A photo how-to make these is available here.

 

Captain Stinky Rools

February 27, 2012

Here’s a couple of scenics which might put a few of you dear readers to shame. They’re old GW bits which I’ve had hanging around for years which have finally had something done to them, namely the newly honed terrain skills of Captain Stinky aged 7 and 11/12ths. Armed with the finest brushes the 99p shop could offer, a £1 sampler pot from Wilkinsons and a limited choice of bits from his Grandad’s supplies the young lad took his time but did manage a decent pair of models which most of us would be happy to have on our table. The pieces have been undercoated, then painted a very light grey and finished with Devian Mud for the wash.

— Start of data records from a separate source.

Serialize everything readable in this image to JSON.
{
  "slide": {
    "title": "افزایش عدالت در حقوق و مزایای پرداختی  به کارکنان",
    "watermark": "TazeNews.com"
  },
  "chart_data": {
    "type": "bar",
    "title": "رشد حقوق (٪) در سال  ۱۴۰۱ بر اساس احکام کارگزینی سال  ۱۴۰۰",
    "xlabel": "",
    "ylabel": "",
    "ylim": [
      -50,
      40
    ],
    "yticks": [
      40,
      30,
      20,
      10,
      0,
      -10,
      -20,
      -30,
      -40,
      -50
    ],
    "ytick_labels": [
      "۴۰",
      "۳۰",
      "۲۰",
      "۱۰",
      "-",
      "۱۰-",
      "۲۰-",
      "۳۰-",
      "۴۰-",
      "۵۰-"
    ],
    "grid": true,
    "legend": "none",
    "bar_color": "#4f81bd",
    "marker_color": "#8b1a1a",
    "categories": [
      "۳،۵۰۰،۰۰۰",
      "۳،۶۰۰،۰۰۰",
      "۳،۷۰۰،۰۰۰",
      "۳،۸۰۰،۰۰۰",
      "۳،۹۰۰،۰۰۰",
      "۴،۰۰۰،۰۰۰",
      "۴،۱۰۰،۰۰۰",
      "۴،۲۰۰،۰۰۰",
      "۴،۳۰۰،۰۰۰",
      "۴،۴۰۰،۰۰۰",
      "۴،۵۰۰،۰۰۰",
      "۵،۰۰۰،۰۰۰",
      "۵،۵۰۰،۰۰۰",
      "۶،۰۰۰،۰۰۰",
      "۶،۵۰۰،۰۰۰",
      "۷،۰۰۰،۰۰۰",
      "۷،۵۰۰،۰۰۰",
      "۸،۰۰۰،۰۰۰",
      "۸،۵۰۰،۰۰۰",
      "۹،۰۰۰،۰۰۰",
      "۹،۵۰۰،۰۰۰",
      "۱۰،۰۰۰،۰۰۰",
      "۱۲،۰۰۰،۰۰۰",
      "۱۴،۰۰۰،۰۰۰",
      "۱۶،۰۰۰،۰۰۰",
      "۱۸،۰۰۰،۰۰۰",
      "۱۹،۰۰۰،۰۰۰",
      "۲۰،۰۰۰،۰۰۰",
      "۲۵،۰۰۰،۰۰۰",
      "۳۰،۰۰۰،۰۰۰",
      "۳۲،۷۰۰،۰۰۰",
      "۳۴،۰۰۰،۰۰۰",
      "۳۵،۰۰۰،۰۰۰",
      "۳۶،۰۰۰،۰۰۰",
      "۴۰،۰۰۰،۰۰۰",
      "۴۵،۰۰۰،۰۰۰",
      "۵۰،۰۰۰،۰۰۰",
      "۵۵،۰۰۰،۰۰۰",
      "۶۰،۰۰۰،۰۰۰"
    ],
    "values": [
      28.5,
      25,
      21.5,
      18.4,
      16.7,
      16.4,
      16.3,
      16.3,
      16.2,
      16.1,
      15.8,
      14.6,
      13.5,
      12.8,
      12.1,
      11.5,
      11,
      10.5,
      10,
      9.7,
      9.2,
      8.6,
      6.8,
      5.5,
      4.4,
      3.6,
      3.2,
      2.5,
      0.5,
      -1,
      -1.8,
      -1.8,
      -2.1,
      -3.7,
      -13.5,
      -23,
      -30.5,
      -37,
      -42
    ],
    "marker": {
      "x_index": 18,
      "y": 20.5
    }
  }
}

Then they’ve been glued to MDF which has a selection of boulders hand-picked by Stinks himself from the beach, sand on the inside and grass on the outside. His very first scenics to accompany his humble collection of W40k figures.

What des the lad himself think? “Pew-pew-pew” is all I could get out of him.

Trench Afoot

February 16, 2012

Gutted as I was to realise I’d already used the pun “Last Ditch Effort” I’m happy with this new secnic which I’ve just completed. It’s not only a handy piece but it proved to me how our humble Slug Industries sandbags and planking actually knock together to make a decent model without the hours I’d have spent in the past by hand making every single piece.

It also gave me an opportunity to use modrock, a bag of which I’d bought around a decade ago but never even opened. It’s a great material, gloriously messy with a hint of mudpies making the endeavour an even deeper recession into child-like joy. To start with I glued the sandbags in place, then used scrap foamboard to make formers for the ground. I wanted the look of earth which had been dug up and piled just a couple of months before, so quite smooth, howvere if you wanted more craggy a style that would be possible too. I overcoated it with Woodland Scenics plaster, or wotsit hydrocalifornia as they insist on calling it. It was great fun and I recommend it for that reason alone, anything more is a plus eh?

Then it was a bash of colour prior to flocking. I used three types, short dark for the undercoat, longer on top with a few added sprinkles of a flowery flock. The planking was stuck in place, plus a few crates, an oil drum and some single sandbages which we’ve not released yet and the piece was complete. It comes alive with a few figures, these all Uncle Crouchie’s BEF range now available from the ever regal Warlord Games.

Finally the hour spents cutting the seams on all those sandbags and the grain on the planking has proved itself worthwhile now on with the slaughter!